Dans la lettre à Nicolas, Marc le Moine attire l’attention sur une triade de géants du Mauvais :

« […] l’ignorance, la mère de tous les maux, l’oubli, sa sœur, son associée et son auxiliaire, la négligence, qui tisse dans l’âme un vêtement et un voile ténébreux de nuages noirs ; elle affermit et fortifie les deux autres, leur fourni leur consistance en introduisant le mal à l’état endémique et en enracinant dans l’âme particulièrement insouciante. Le reste des passions croît et se fortifie grâce à la négligence, l’oubli et l’ignorance. Elles s’appuient mutuellement et ne peuvent tenir les unes sans les autres. La puissance des forces ennemies se manifeste par elles, ainsi que la vigueur des princes du Mauvais […] » (Lettre à Nicolas, 1049 A, p. 147)

Alors, Marc se propose à Nicolas de lui montrer « une méthode merveilleuse et une pensée spirituelle qui ne requiert ni fatigue corporelle ni combat, mais se sert de la peine que se donne l’âme, d’un intellect et d’une disposition d’esprit attentive à elle-même pour produire la crainte et l’amour de Dieu » pour « aisément mettre en fuite la phalange ces ennemis » (Lettre à Nicolas, 1048 D, p. 147).

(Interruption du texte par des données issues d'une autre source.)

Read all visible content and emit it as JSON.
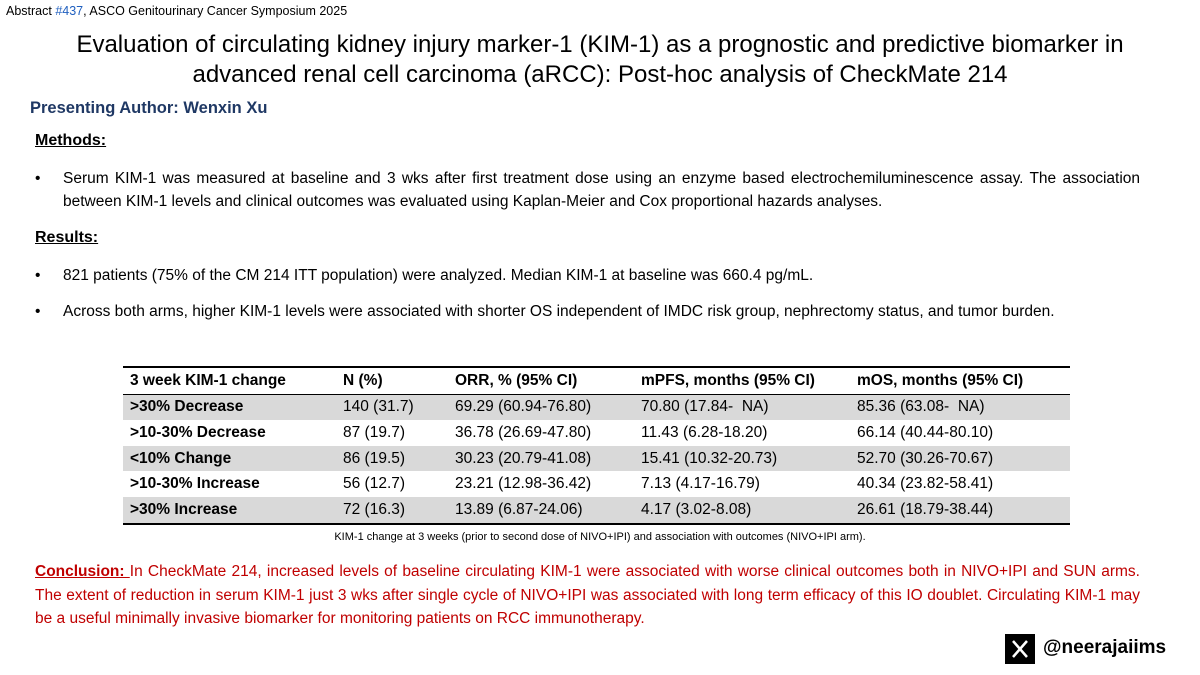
{
  "header": {
    "abstract_prefix": "Abstract ",
    "abstract_number": "#437",
    "abstract_suffix": ", ASCO Genitourinary Cancer Symposium 2025",
    "title_lines": [
      "Evaluation of circulating kidney injury marker-1 (KIM-1) as a prognostic and predictive biomarker in",
      "advanced renal cell carcinoma (aRCC): Post-hoc analysis of CheckMate 214"
    ],
    "author": "Presenting Author: Wenxin Xu"
  },
  "methods": {
    "heading": "Methods:",
    "bullets": [
      "Serum KIM-1 was measured at baseline and 3 wks after first treatment dose using an enzyme based electrochemiluminescence assay. The association between KIM-1 levels and clinical outcomes was evaluated using Kaplan-Meier and Cox proportional hazards analyses."
    ]
  },
  "results": {
    "heading": "Results:",
    "bullets": [
      "821 patients (75% of the CM 214 ITT population) were analyzed. Median KIM-1 at baseline was 660.4 pg/mL.",
      "Across both arms, higher KIM-1 levels were associated with shorter OS independent of IMDC risk group, nephrectomy status, and tumor burden."
    ]
  },
  "table": {
    "header": [
      "3 week KIM-1 change",
      "N (%)",
      "ORR, % (95% CI)",
      "mPFS, months (95% CI)",
      "mOS, months (95% CI)"
    ],
    "rows": [
      [
        ">30% Decrease",
        "140 (31.7)",
        "69.29 (60.94-76.80)",
        "70.80 (17.84-  NA)",
        "85.36 (63.08-  NA)"
      ],
      [
        ">10-30% Decrease",
        "87 (19.7)",
        "36.78 (26.69-47.80)",
        "11.43 (6.28-18.20)",
        "66.14 (40.44-80.10)"
      ],
      [
        "<10% Change",
        "86 (19.5)",
        "30.23 (20.79-41.08)",
        "15.41 (10.32-20.73)",
        "52.70 (30.26-70.67)"
      ],
      [
        ">10-30% Increase",
        "56 (12.7)",
        "23.21 (12.98-36.42)",
        "7.13 (4.17-16.79)",
        "40.34 (23.82-58.41)"
      ],
      [
        ">30% Increase",
        "72 (16.3)",
        "13.89 (6.87-24.06)",
        "4.17 (3.02-8.08)",
        "26.61 (18.79-38.44)"
      ]
    ],
    "caption": "KIM-1 change at 3 weeks (prior to second dose of NIVO+IPI) and association with outcomes (NIVO+IPI arm)."
  },
  "conclusion": {
    "label": "Conclusion: ",
    "text": "In CheckMate 214, increased levels of baseline circulating KIM-1 were associated with worse clinical outcomes both in NIVO+IPI and SUN arms. The extent of reduction in serum KIM-1 just 3 wks after single cycle of NIVO+IPI was associated with long term efficacy of this IO doublet. Circulating KIM-1 may be a useful minimally invasive biomarker for monitoring patients on RCC immunotherapy."
  },
  "social": {
    "handle": "@neerajaiims"
  }
}
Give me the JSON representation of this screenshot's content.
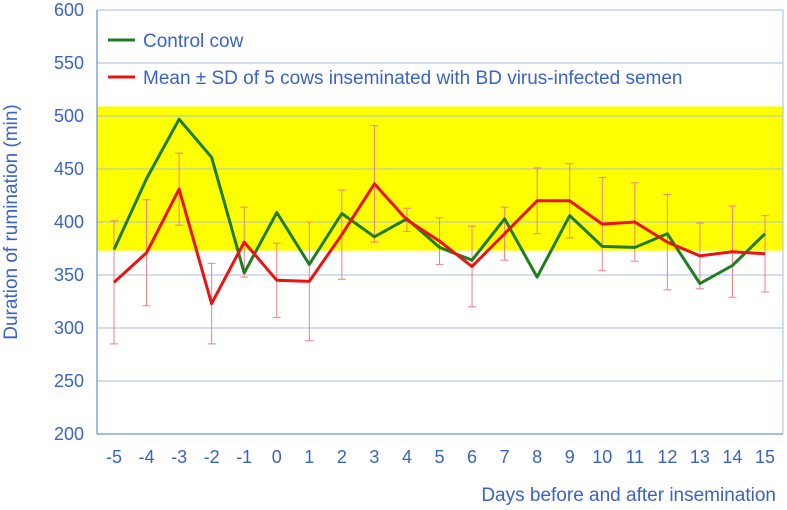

Et cette méthode consiste à poursuivre la trace les trois géants mentionnés, dès qu’ils s’insinuent dans l’âme, et de les frapper par les armes de justice correspondantes :

  • le souvenir bon et excellent selon Dieu, supputant tout ce qu’il y a de vrai, de noble, de juste, de pur, d’aimable, d’honorable, tout ce qu’il peut avoir de bon dans la vertu et la louange humaine
  • la science illuminée qui tient l’âme éveillée et lui fait chasser d’elle-même la ténèbre de l’ignorance
  • un désir plein de vertu et de beauté, qui chasse la négligence impie qui enracine le mal dans l’âme

« Tu acquerras ces vertus, non par l’effort de la simple et seule volonté, mais grâce à la puissance de Dieu et à la synergie de l’Esprit-Saint, jointes à une attention sans défaillance et à la prière. » (Lettre à Nicolas, p. 148)


4. Fin de l’ignorance

Je tiens de terminer avec ces paroles, car durant la Divine Liturgie, dans les prières dites sécrètes, le prêtre invoque au moins deux fois la miséricorde de Dieu pour « l’ignorance du people ». « Peuple », laos (gr.), sommes nous tous, clercs et non clercs, le peuple de Dieu. Nous, prêtres, ne sommes pas des gnostiques, ceux qui savent. Chacun de nous se trouve ignorant devant le mystère de Dieu. Et chacun de nous peut retracer en lui-même le chemin des Pères, ce que j’ai essayé de faire, un peu en désordre.